Sir

Your Editorial on how the scientific community should respond to public controversies (“Responding to uncertainty” Nature 437, 1; 2005) suggested that researchers should attack, on a “scientific basis”, misleading reports that appear in sections of the media. I would like to make some further points about the responsibilities of the media.

Certainly the media should be free to report the opinions of maverick researchers, no matter how unrepresentative these may be of the rest of the scientific community. After all, mavericks are occasionally right. But it is not in the public interest for the media to present these views in a way that creates a misleading impression about the amount of support they have among other scientists.

As you point out, journalists often strive to achieve a balance by reporting one view and then presenting a diametrically opposed counter-view. When presented in the same way time after time, this can make the research community seem to be evenly divided, even if there are a thousand on one side and one on the other.

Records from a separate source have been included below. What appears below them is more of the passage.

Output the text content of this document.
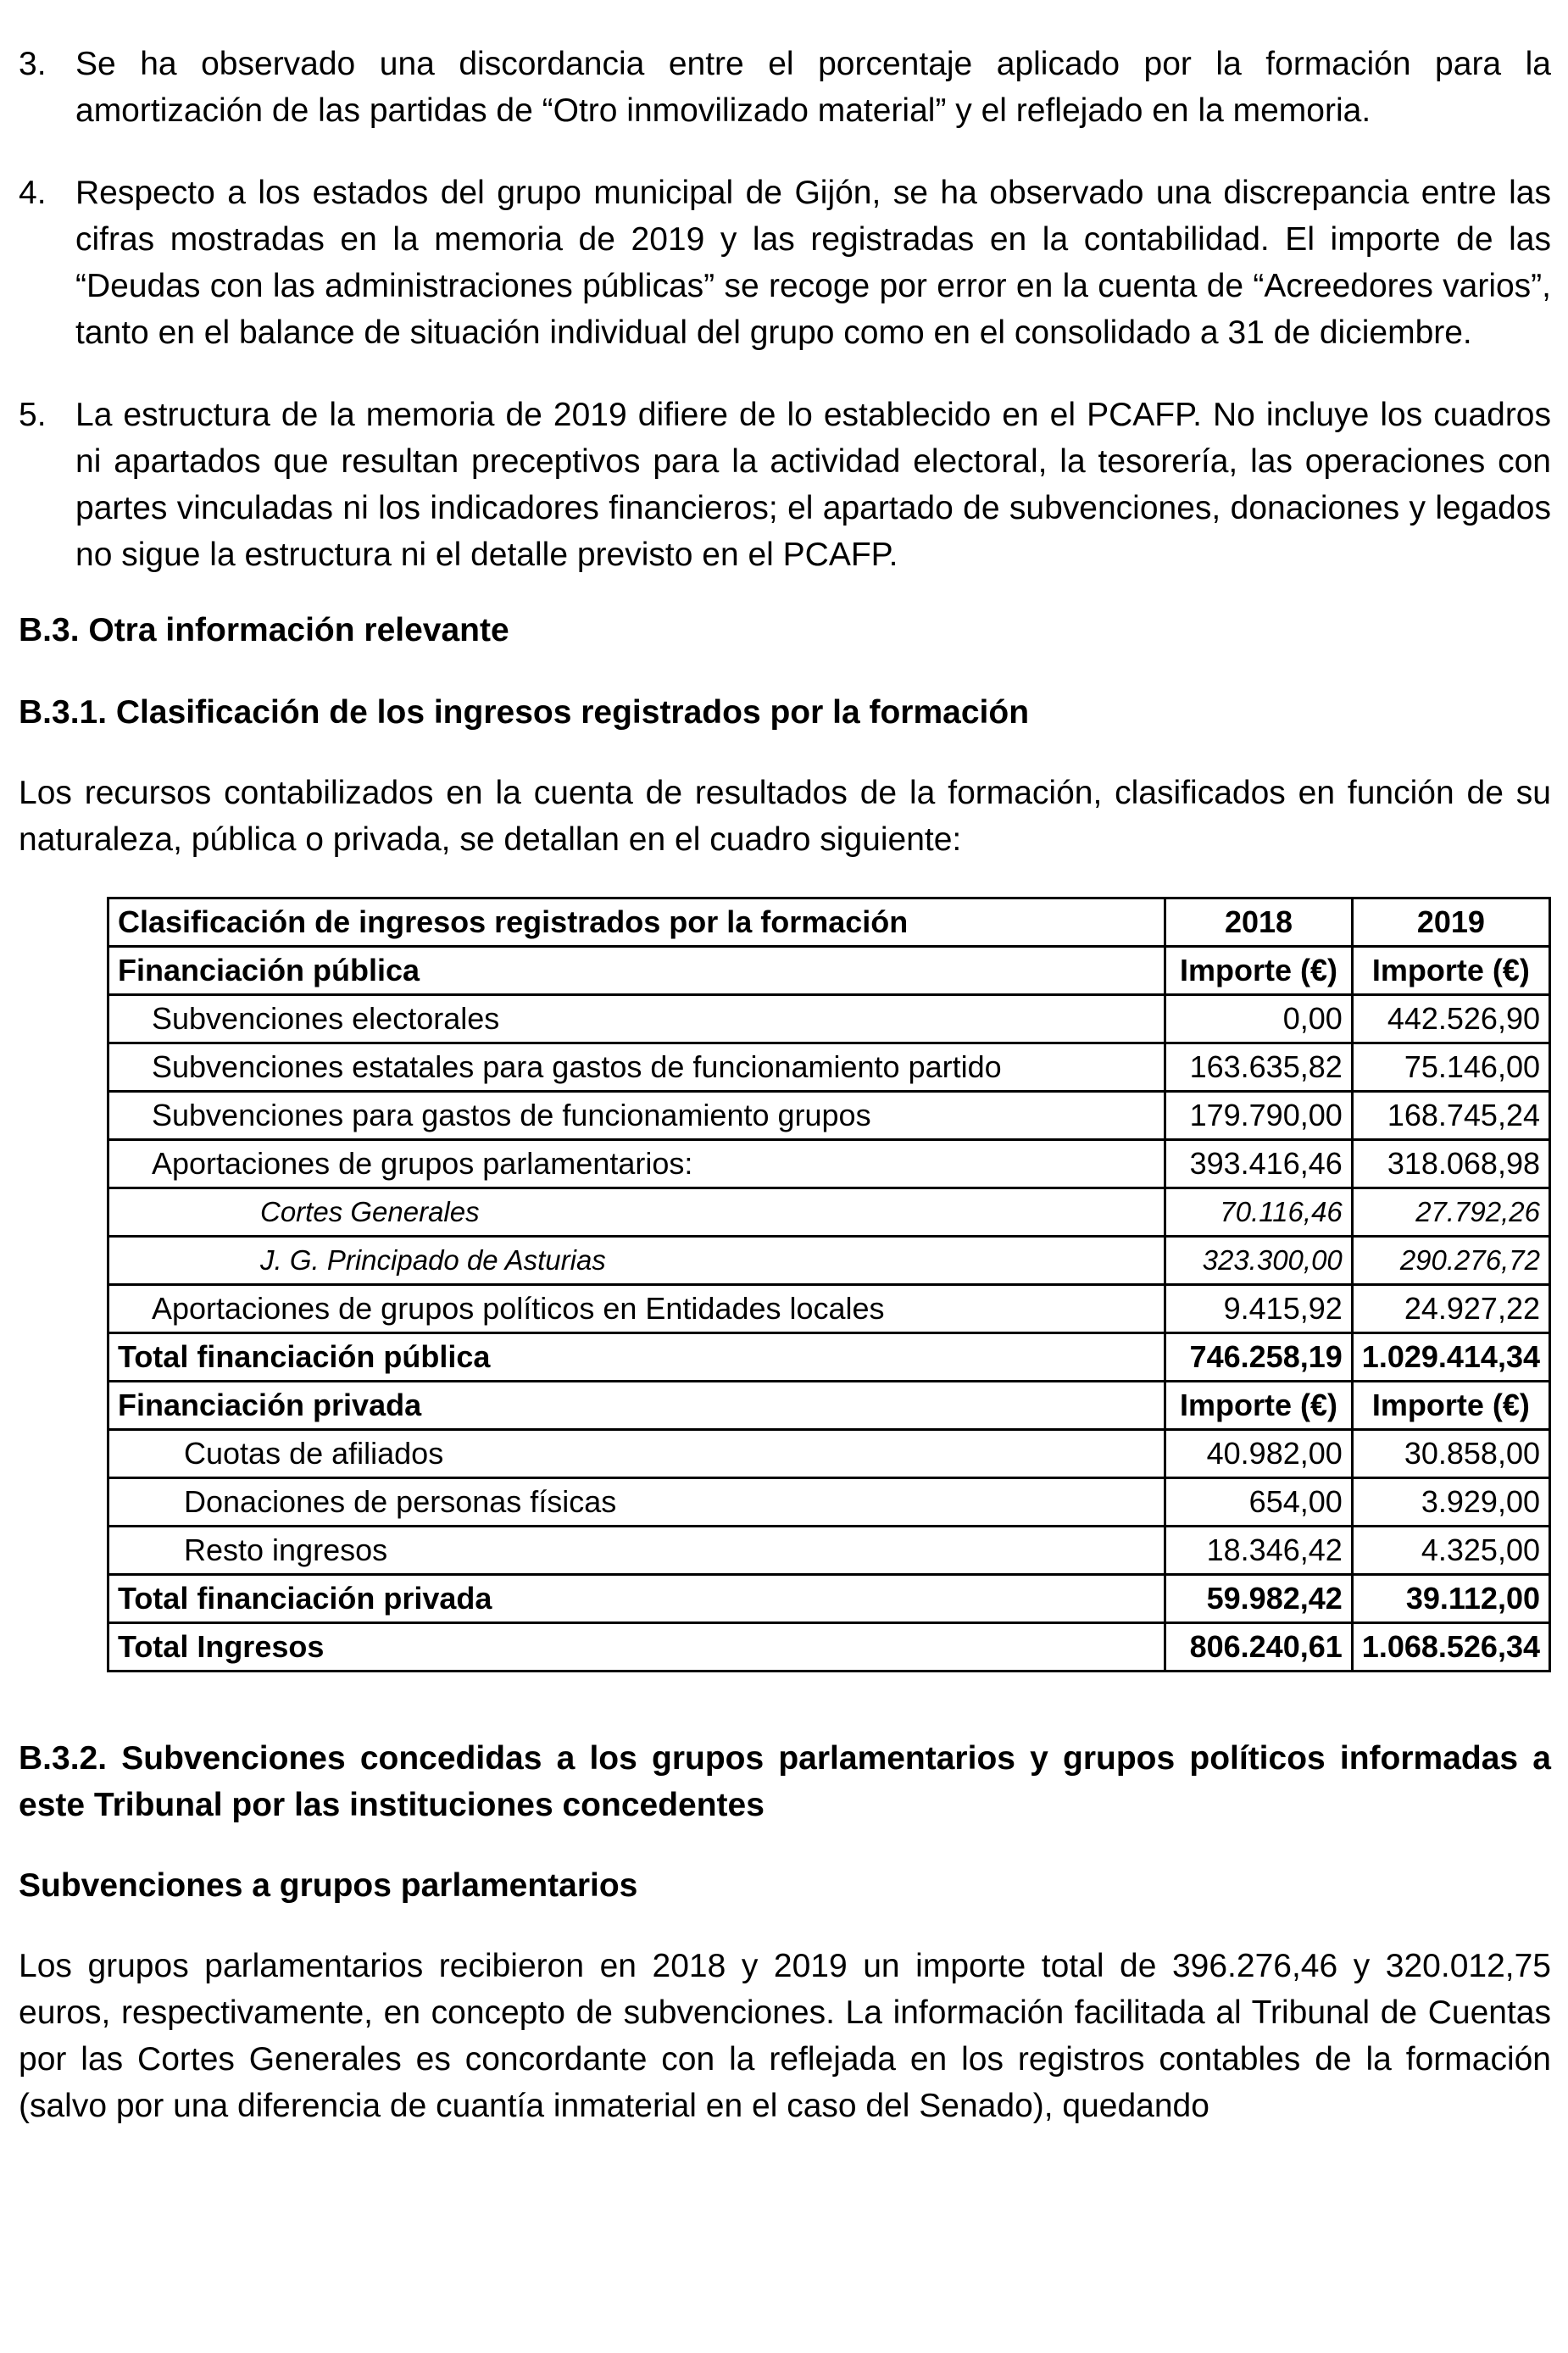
3. Se ha observado una discordancia entre el porcentaje aplicado por la formación para la amortización de las partidas de “Otro inmovilizado material” y el reflejado en la memoria.
4. Respecto a los estados del grupo municipal de Gijón, se ha observado una discrepancia entre las cifras mostradas en la memoria de 2019 y las registradas en la contabilidad. El importe de las “Deudas con las administraciones públicas” se recoge por error en la cuenta de “Acreedores varios”, tanto en el balance de situación individual del grupo como en el consolidado a 31 de diciembre.
5. La estructura de la memoria de 2019 difiere de lo establecido en el PCAFP. No incluye los cuadros ni apartados que resultan preceptivos para la actividad electoral, la tesorería, las operaciones con partes vinculadas ni los indicadores financieros; el apartado de subvenciones, donaciones y legados no sigue la estructura ni el detalle previsto en el PCAFP.
B.3. Otra información relevante
B.3.1. Clasificación de los ingresos registrados por la formación

Los recursos contabilizados en la cuenta de resultados de la formación, clasificados en función de su naturaleza, pública o privada, se detallan en el cuadro siguiente:

Clasificación de ingresos registrados por la formación	2018	2019
Financiación pública	Importe (€)	Importe (€)
Subvenciones electorales	0,00	442.526,90
Subvenciones estatales para gastos de funcionamiento partido	163.635,82	75.146,00
Subvenciones para gastos de funcionamiento grupos	179.790,00	168.745,24
Aportaciones de grupos parlamentarios:	393.416,46	318.068,98
Cortes Generales	70.116,46	27.792,26
J. G. Principado de Asturias	323.300,00	290.276,72
Aportaciones de grupos políticos en Entidades locales	9.415,92	24.927,22
Total financiación pública	746.258,19	1.029.414,34
Financiación privada	Importe (€)	Importe (€)
Cuotas de afiliados	40.982,00	30.858,00
Donaciones de personas físicas	654,00	3.929,00
Resto ingresos	18.346,42	4.325,00
Total financiación privada	59.982,42	39.112,00
Total Ingresos	806.240,61	1.068.526,34
B.3.2. Subvenciones concedidas a los grupos parlamentarios y grupos políticos informadas a este Tribunal por las instituciones concedentes
Subvenciones a grupos parlamentarios

Los grupos parlamentarios recibieron en 2018 y 2019 un importe total de 396.276,46 y 320.012,75 euros, respectivamente, en concepto de subvenciones. La información facilitada al Tribunal de Cuentas por las Cortes Generales es concordante con la reflejada en los registros contables de la formación (salvo por una diferencia de cuantía inmaterial en el caso del Senado), quedando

The scientific community should make every effort to ensure that the media and public know where the weight of opinion lies. Robert May

As researchers at Cardiff School of Journalism have shown, much of the public gained the wrong impression about how few scientists believed that the triple vaccine for measles, mumps and rubella (MMR), mentioned in your Editorial, was linked to autism and bowel disorders in children, partly because of campaigns in the media. Even more difficulties are created if there are many differing viewpoints.

But the real problems arise when parts of the media decide to campaign on an issue. To take some UK examples, such campaigns may be openly declared, as with attempts by The Sunday Times in the 1990s to convince its readers that HIV was not the likely cause of AIDS, and by The Independent on Sunday at present to promote the view that genetically modified (GM) foods pose an inherent danger to human health and to the environment. Or they may be undeclared: The Daily Mail, for example, seems to be running a campaign to deny the existence of a link between greenhouse-gas emissions and climate change.

In any country, such campaigns can mislead the public about where the weight of scientific opinion lies.

The scientific community should undoubtedly make every effort to ensure that the public and media know where the weight of scientific opinion lies on issues such as the MMR vaccine, GM foods, HIV and climate change. But surely the media also have a responsibility to find out and convey that information as well?